--pipe is inefficient (though not at the scale your are measuring - something is very wrong on your system). It can deliver in the order of 1 GB/s (total).
--pipepart is, on the contrary, highly efficient. It can deliver in the order of 1 GB/s per core, provided your disk is fast enough. This should be the most efficient ways of processing data.txt1. It will split data.txt1 in into one block per cpu core and feed those blocks into a wc -l running on each core:
parallel --block -1 --pipepart -a data.txt1 wc -l
You need version 20161222 or later for block -1 to work.
These are timings from my old dual core laptop. seq 200000000 generates 1.8 GB of data.

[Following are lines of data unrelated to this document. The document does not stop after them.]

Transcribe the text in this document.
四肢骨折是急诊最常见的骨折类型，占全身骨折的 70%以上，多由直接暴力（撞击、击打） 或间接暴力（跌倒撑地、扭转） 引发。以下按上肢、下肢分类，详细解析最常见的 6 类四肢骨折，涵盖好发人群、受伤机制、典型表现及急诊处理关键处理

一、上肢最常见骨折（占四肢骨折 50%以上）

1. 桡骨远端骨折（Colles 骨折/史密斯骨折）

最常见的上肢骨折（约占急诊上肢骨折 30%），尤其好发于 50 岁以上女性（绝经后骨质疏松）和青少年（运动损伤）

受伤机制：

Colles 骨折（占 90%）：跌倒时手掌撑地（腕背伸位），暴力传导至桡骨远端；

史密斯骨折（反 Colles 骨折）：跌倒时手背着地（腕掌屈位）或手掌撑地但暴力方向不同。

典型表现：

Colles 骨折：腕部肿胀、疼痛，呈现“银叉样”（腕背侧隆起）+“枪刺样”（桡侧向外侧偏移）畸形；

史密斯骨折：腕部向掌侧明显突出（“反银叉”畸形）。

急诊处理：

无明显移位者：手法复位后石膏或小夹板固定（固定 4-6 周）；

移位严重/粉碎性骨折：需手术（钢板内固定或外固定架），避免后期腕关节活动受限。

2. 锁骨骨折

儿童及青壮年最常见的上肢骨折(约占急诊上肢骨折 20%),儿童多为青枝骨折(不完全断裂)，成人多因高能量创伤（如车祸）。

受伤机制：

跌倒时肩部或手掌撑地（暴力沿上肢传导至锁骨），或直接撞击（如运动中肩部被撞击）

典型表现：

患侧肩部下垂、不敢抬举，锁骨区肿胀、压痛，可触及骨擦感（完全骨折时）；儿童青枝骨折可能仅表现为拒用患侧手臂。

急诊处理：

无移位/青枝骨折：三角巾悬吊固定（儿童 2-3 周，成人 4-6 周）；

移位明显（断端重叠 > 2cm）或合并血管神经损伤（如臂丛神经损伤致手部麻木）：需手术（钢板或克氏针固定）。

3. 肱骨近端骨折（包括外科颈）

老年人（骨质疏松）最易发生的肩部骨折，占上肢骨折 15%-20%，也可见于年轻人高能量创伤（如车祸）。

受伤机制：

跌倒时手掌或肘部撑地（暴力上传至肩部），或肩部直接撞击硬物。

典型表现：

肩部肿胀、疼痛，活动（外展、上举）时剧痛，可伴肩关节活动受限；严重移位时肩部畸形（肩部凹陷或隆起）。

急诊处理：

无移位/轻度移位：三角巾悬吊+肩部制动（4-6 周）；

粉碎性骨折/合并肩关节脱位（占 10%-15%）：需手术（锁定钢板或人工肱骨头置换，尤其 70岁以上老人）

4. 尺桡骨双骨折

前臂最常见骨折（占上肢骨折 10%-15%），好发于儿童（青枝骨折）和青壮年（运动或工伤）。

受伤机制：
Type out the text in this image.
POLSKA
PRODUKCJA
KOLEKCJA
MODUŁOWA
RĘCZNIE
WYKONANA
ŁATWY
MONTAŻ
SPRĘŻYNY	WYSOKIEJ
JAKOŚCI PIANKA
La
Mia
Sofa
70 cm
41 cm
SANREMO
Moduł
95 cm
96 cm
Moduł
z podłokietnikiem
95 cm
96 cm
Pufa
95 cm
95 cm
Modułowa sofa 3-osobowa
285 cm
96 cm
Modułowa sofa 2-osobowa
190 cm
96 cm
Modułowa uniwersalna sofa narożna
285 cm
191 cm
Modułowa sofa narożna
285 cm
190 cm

$ time seq 200000000 | LANG=C wc -c
1888888898
real 0m7.072s
user 0m3.612s
sys 0m2.444s
$ time seq 200000000 | parallel --pipe LANG=C wc -c | awk '{s+=$1} END {print s}'
1888888898
real 1m28.101s
user 0m25.892s
sys 0m40.672s
The time here is mostly due to GNU Parallel spawning a new wc -c for each 1 MB block. Increasing the block size makes it faster:
$ time seq 200000000 | parallel --block 10m --pipe LANG=C wc -c | awk '{s+=$1} END {print s}'
1888888898
real 0m26.269s
user 0m8.988s
sys 0m11.920s
$ time seq 200000000 | parallel --block 30m --pipe LANG=C wc -c | awk '{s+=$1} END {print s}'
1888888898
real 0m21.628s
user 0m7.636s
sys 0m9.516s
As mentioned --pipepart is much faster if you have data in a file:
$ seq 200000000 > data.txt1
$ time parallel --block -1 --pipepart -a data.txt1 LANG=C wc -c | awk '{s+=$1} END {print s}'
1888888898
real 0m2.242s
user 0m0.424s
sys 0m2.880s
So on my old laptop I can process 1.8 GB in 2.2 seconds.
If you have only one core and your work is CPU dependent, then parallelizing will not help you. Parallelizing on a single core machine can make sense if most of the time is spent waiting (e.g. waiting for the network).
However, the timings from your computer tells me something is very wrong with that. I will recommend you test your program on another computer.